Conchita und der Kommunismus

16 Mai

Ach was waren das noch für Zeiten, als die Genossin Kollontai vor gut 1oo Jahren das Eherecht lockerte und das Recht auf Abtreibung durchsetzte. Volksküchen und kollektive Kindererziehung sollten die Frauen aus dem Joch der Kleinfamilie befreien, die Menschen in Kommunen leben und freie Liebe und Sexualität genießen. Und was erzählen die russischen Kommunisten heute?

Waleri Raschkin, Chef der Kommunistischen Partei, droht mit der schärfsten Waffe im weltweiten Klassenkampf,

dem Ausstieg Russlands aus dem Song Contest.

Kommunisten setzen schließlich Prioritäten:

Der Sieg von Conchita Wurst habe das Fass zum Überlaufen gebracht und es sei für Russland nun an der Zeit, den Wettbewerb zu verlassen. Die Geduld sei einfach erschöpft.

Denn was ist schon die Ausbeutung der Arbeiterklasse, das Vordringen des Imperialismus, die Kriegsgefahr, der Klimawandel, der Hunger in der Welt und der ganze Rest gegen dieses Problem:

„Wir müssen diesen Wettbewerb verlassen, wir können diesen endlosen Wahnsinn nicht tolerieren“, so der Politiker weiter.

Doch Raschkin hat nicht nur zu mäkeln, er hat eine Lösung:

Seine Alternative: Eine familiäre Veranstaltung, für die er auch schon einen Namen hat: „Voice of Eurasia“.

Darin sind sie sich übrigens einig, die Extremisten von Links bis Rechts, von kommunistisch bis katholisch, dass eine Frau mit Bart, ein Mann mit Damenbart, ein Mann in Frauenkleidern, dass so etwas sich einfach nicht gehört. Und keiner wundert sich über das falsche Lob von der jeweils anderen Seite der politischen Lager.

Dabei sagte schon der Genosse Lenin:

Sage mir, wer Dich lobt, und ich sage Dir, worin Dein Fehler besteht.

Was wir da beobachten, ist die Verkleinbürgerlichung des Kommunismus. Was für ein Elend!

4 Antworten zu “Conchita und der Kommunismus”

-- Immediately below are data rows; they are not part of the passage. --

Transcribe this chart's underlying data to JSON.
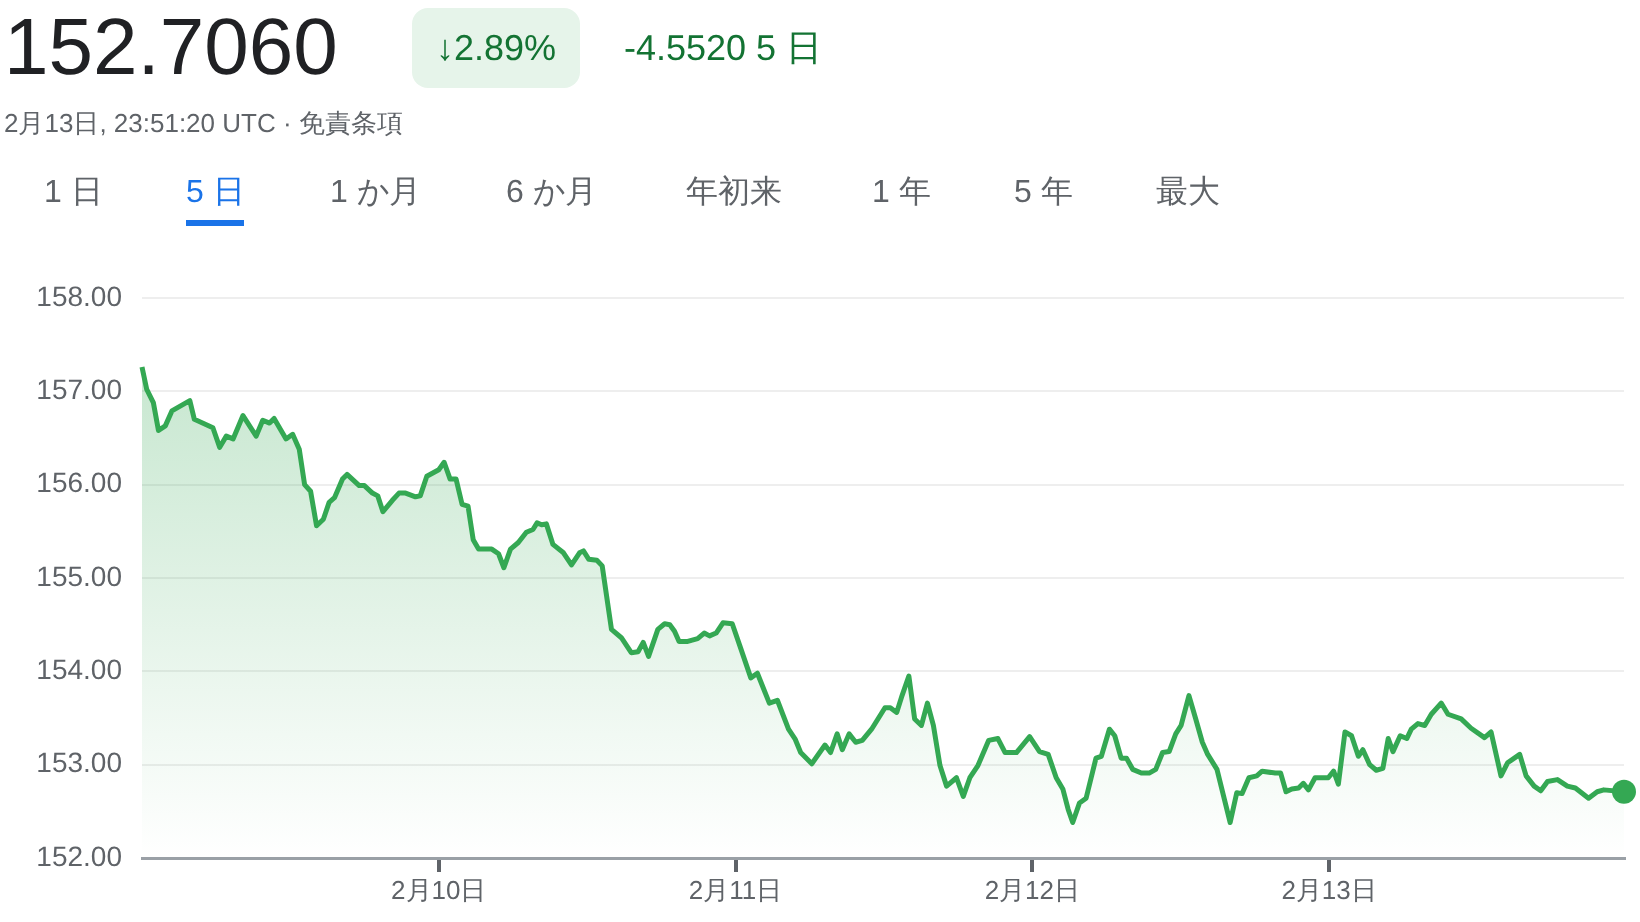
{
  "chart_data": {
    "type": "area",
    "title": "152.7060",
    "subtitle": "2月13日, 23:51:20 UTC · 免責条項",
    "annotations": [
      "↓2.89%",
      "-4.5520 5 日",
      "1 日",
      "5 日",
      "1 か月",
      "6 か月",
      "年初来",
      "1 年",
      "5 年",
      "最大"
    ],
    "series": [
      {
        "color": "#34a853",
        "x": [
          "--02-09T00:00",
          "--02-09T00:23",
          "--02-09T00:55",
          "--02-09T01:20",
          "--02-09T01:53",
          "--02-09T02:25",
          "--02-09T03:52",
          "--02-09T04:14",
          "--02-09T05:44",
          "--02-09T06:17",
          "--02-09T06:49",
          "--02-09T07:22",
          "--02-09T08:10",
          "--02-09T09:14",
          "--02-09T09:46",
          "--02-09T10:19",
          "--02-09T10:41",
          "--02-09T11:39",
          "--02-09T12:11",
          "--02-09T12:43",
          "--02-09T13:09",
          "--02-09T13:38",
          "--02-09T14:07",
          "--02-09T14:40",
          "--02-09T15:08",
          "--02-09T15:34",
          "--02-09T16:13",
          "--02-09T16:35",
          "--02-09T17:34",
          "--02-09T17:59",
          "--02-09T18:38",
          "--02-09T19:04",
          "--02-09T19:29",
          "--02-09T20:14",
          "--02-09T20:47",
          "--02-09T21:19",
          "--02-09T22:07",
          "--02-09T22:30",
          "--02-09T23:02",
          "--02-10T00:00",
          "--02-10T00:26",
          "--02-10T00:55",
          "--02-10T01:24",
          "--02-10T01:53",
          "--02-10T02:22",
          "--02-10T02:47",
          "--02-10T03:13",
          "--02-10T04:17",
          "--02-10T04:50",
          "--02-10T05:16",
          "--02-10T05:48",
          "--02-10T06:26",
          "--02-10T07:05",
          "--02-10T07:37",
          "--02-10T07:57",
          "--02-10T08:19",
          "--02-10T08:42",
          "--02-10T09:14",
          "--02-10T10:05",
          "--02-10T10:44",
          "--02-10T11:23",
          "--02-10T11:42",
          "--02-10T12:08",
          "--02-10T12:47",
          "--02-10T13:13",
          "--02-10T13:58",
          "--02-10T14:46",
          "--02-10T15:34",
          "--02-10T16:07",
          "--02-10T16:32",
          "--02-10T16:58",
          "--02-10T17:43",
          "--02-10T18:16",
          "--02-10T18:41",
          "--02-10T19:04",
          "--02-10T19:26",
          "--02-10T20:08",
          "--02-10T20:56",
          "--02-10T21:28",
          "--02-10T21:54",
          "--02-10T22:26",
          "--02-10T22:59",
          "--02-10T23:44",
          "--02-11T00:26",
          "--02-11T01:14",
          "--02-11T01:46",
          "--02-11T02:44",
          "--02-11T03:23",
          "--02-11T04:17",
          "--02-11T04:50",
          "--02-11T05:16",
          "--02-11T06:10",
          "--02-11T07:14",
          "--02-11T07:41",
          "--02-11T08:13",
          "--02-11T08:38",
          "--02-11T09:11",
          "--02-11T09:43",
          "--02-11T10:15",
          "--02-11T11:00",
          "--02-11T12:05",
          "--02-11T12:31",
          "--02-11T13:02",
          "--02-11T13:28",
          "--02-11T14:01",
          "--02-11T14:29",
          "--02-11T15:02",
          "--02-11T15:31",
          "--02-11T16:00",
          "--02-11T16:32",
          "--02-11T17:04",
          "--02-11T17:52",
          "--02-11T18:25",
          "--02-11T18:57",
          "--02-11T19:36",
          "--02-11T20:28",
          "--02-11T21:13",
          "--02-11T21:48",
          "--02-11T22:43",
          "--02-11T23:47",
          "--02-12T00:35",
          "--02-12T01:17",
          "--02-12T01:56",
          "--02-12T02:28",
          "--02-12T02:54",
          "--02-12T03:16",
          "--02-12T03:49",
          "--02-12T04:21",
          "--02-12T05:09",
          "--02-12T05:35",
          "--02-12T06:14",
          "--02-12T06:40",
          "--02-12T07:11",
          "--02-12T07:37",
          "--02-12T08:07",
          "--02-12T08:49",
          "--02-12T09:27",
          "--02-12T09:59",
          "--02-12T10:32",
          "--02-12T11:04",
          "--02-12T11:36",
          "--02-12T12:02",
          "--02-12T12:40",
          "--02-12T13:13",
          "--02-12T13:45",
          "--02-12T14:11",
          "--02-12T14:56",
          "--02-12T16:00",
          "--02-12T16:32",
          "--02-12T16:58",
          "--02-12T17:31",
          "--02-12T18:09",
          "--02-12T18:35",
          "--02-12T19:39",
          "--02-12T20:05",
          "--02-12T20:31",
          "--02-12T20:59",
          "--02-12T21:32",
          "--02-12T21:55",
          "--02-12T22:20",
          "--02-12T22:52",
          "--02-12T23:56",
          "--02-13T00:22",
          "--02-13T00:45",
          "--02-13T01:17",
          "--02-13T01:49",
          "--02-13T02:22",
          "--02-13T02:44",
          "--02-13T03:17",
          "--02-13T03:49",
          "--02-13T04:21",
          "--02-13T04:47",
          "--02-13T05:10",
          "--02-13T05:45",
          "--02-13T06:17",
          "--02-13T06:39",
          "--02-13T07:11",
          "--02-13T07:44",
          "--02-13T08:16",
          "--02-13T09:04",
          "--02-13T09:37",
          "--02-13T10:41",
          "--02-13T11:29",
          "--02-13T12:34",
          "--02-13T13:06",
          "--02-13T13:54",
          "--02-13T14:26",
          "--02-13T15:25",
          "--02-13T15:56",
          "--02-13T16:35",
          "--02-13T17:07",
          "--02-13T17:40",
          "--02-13T18:28",
          "--02-13T19:16",
          "--02-13T19:55",
          "--02-13T20:59",
          "--02-13T21:41",
          "--02-13T22:13",
          "--02-13T23:51"
        ],
        "values": [
          157.26,
          157.02,
          156.88,
          156.58,
          156.63,
          156.79,
          156.9,
          156.7,
          156.61,
          156.4,
          156.52,
          156.49,
          156.74,
          156.52,
          156.69,
          156.66,
          156.71,
          156.49,
          156.54,
          156.38,
          156,
          155.93,
          155.56,
          155.63,
          155.81,
          155.86,
          156.06,
          156.11,
          155.99,
          155.99,
          155.91,
          155.88,
          155.71,
          155.83,
          155.91,
          155.91,
          155.87,
          155.88,
          156.09,
          156.16,
          156.24,
          156.06,
          156.06,
          155.79,
          155.77,
          155.41,
          155.31,
          155.31,
          155.26,
          155.11,
          155.31,
          155.38,
          155.49,
          155.52,
          155.59,
          155.57,
          155.58,
          155.36,
          155.27,
          155.14,
          155.27,
          155.29,
          155.2,
          155.19,
          155.13,
          154.45,
          154.36,
          154.2,
          154.21,
          154.31,
          154.16,
          154.45,
          154.51,
          154.5,
          154.43,
          154.32,
          154.32,
          154.35,
          154.41,
          154.38,
          154.41,
          154.52,
          154.51,
          154.24,
          153.93,
          153.98,
          153.66,
          153.69,
          153.38,
          153.27,
          153.13,
          153.01,
          153.21,
          153.13,
          153.33,
          153.16,
          153.33,
          153.24,
          153.26,
          153.38,
          153.61,
          153.61,
          153.56,
          153.74,
          153.95,
          153.49,
          153.42,
          153.66,
          153.42,
          152.99,
          152.77,
          152.86,
          152.66,
          152.86,
          152.99,
          153.26,
          153.28,
          153.13,
          153.13,
          153.3,
          153.14,
          153.11,
          152.86,
          152.74,
          152.52,
          152.38,
          152.59,
          152.64,
          153.07,
          153.09,
          153.38,
          153.31,
          153.07,
          153.07,
          152.95,
          152.91,
          152.91,
          152.95,
          153.13,
          153.14,
          153.33,
          153.42,
          153.74,
          153.49,
          153.24,
          153.11,
          152.95,
          152.38,
          152.7,
          152.69,
          152.86,
          152.88,
          152.93,
          152.91,
          152.91,
          152.71,
          152.74,
          152.75,
          152.8,
          152.73,
          152.86,
          152.86,
          152.93,
          152.79,
          153.35,
          153.31,
          153.09,
          153.16,
          153,
          152.94,
          152.96,
          153.28,
          153.14,
          153.31,
          153.28,
          153.38,
          153.44,
          153.42,
          153.54,
          153.66,
          153.54,
          153.49,
          153.39,
          153.29,
          153.35,
          152.88,
          153.02,
          153.11,
          152.88,
          152.77,
          152.72,
          152.82,
          152.84,
          152.77,
          152.75,
          152.64,
          152.71,
          152.73,
          152.71
        ]
      }
    ],
    "xlim": [
      "--02-09",
      "--02-13T23:51"
    ],
    "xticks": [
      {
        "value": "--02-10",
        "label": "2月10日"
      },
      {
        "value": "--02-11",
        "label": "2月11日"
      },
      {
        "value": "--02-12",
        "label": "2月12日"
      },
      {
        "value": "--02-13",
        "label": "2月13日"
      }
    ],
    "ylim": [
      152,
      158
    ],
    "yticks": [
      {
        "value": 152,
        "label": "152.00"
      },
      {
        "value": 153,
        "label": "153.00"
      },
      {
        "value": 154,
        "label": "154.00"
      },
      {
        "value": 155,
        "label": "155.00"
      },
      {
        "value": 156,
        "label": "156.00"
      },
      {
        "value": 157,
        "label": "157.00"
      },
      {
        "value": 158,
        "label": "158.00"
      }
    ],
    "grid": "y",
    "legend": false,
    "marker": "none",
    "line_style": "solid"
  }
}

  1. Yadgar 16. Mai 2014 um 15:02 #

    Die Modernität des Sowjetkommunismus war doch von Anfang an, spätestens seit dem Aufstieg Stalins wenig mehr als ein Potemkinsches Dorf, ein grandios inszenierter Schwindel… Raumstationen im Orbit, aber auf den Dörfern wurde noch mit Ochsen gepflügt. Und Millionen Linke (längst nicht alle Linken, aber trotzdem viel zu viele) im Westen sind jahrzehntelang darauf reingefallen – ich blicke es bis heute nicht! Und nach 1989 dann der große Katzenjammer und die Flucht in noch spinnertere Ideologien (abgedrehter Verschwörungskokolores, Mahler, Langhans, Elsässer und was es sonst noch an Querfront-Abenteurern gab und gibt)… da bin ich rückblickend ja fast froh, dass ich den ganzen Quatsch nur als pubertierender Zaungast in den 80ern mitgemacht habe!

  2. Leszek 16. Mai 2014 um 23:45 #

    „Darin sind sie sich übrigens einig, die Extremisten von Links bis Rechts, von kommunistisch bis katholisch, dass eine Frau mit Bart, ein Mann mit Damenbart, ein Mann in Frauenkleidern, dass so etwas sich einfach nicht gehört.“

    Gibt aber auch Linksextremisten, die das anders sehen und damit keine Probleme haben, ich zum Beispiel. 🙂

    • Damien 17. Mai 2014 um 10:41 #

      Danke für die Ergänzung, Du hast natürlich Recht, ich war etwas undifferenziert 😉

  3. Rastar 19. Mai 2014 um 11:20 #

    GayWest Universität Lektion 47 (Zusammenfassung):

    Die meisten politisch radikalen Orientierungen waren und sind Ausdruck der verzweifelten Bemühungen von Kleinbürgern, die klaustrophobische Enge ihrer Lebens- und Vorstellungswelt zu durchbrechen. Das hindert sie freilich nicht daran, in den Bereichen, die ihnen nicht von zentraler Bedeutung zu sein scheinen wie Ästhetik oder Sexualmoral, hoffnungslos rückständig und spießig zu bleiben, sich also gleichsam zu verraten. Das ist geradezu ein Charakteristikum – ein ‚Erkennungsmerkmal‘.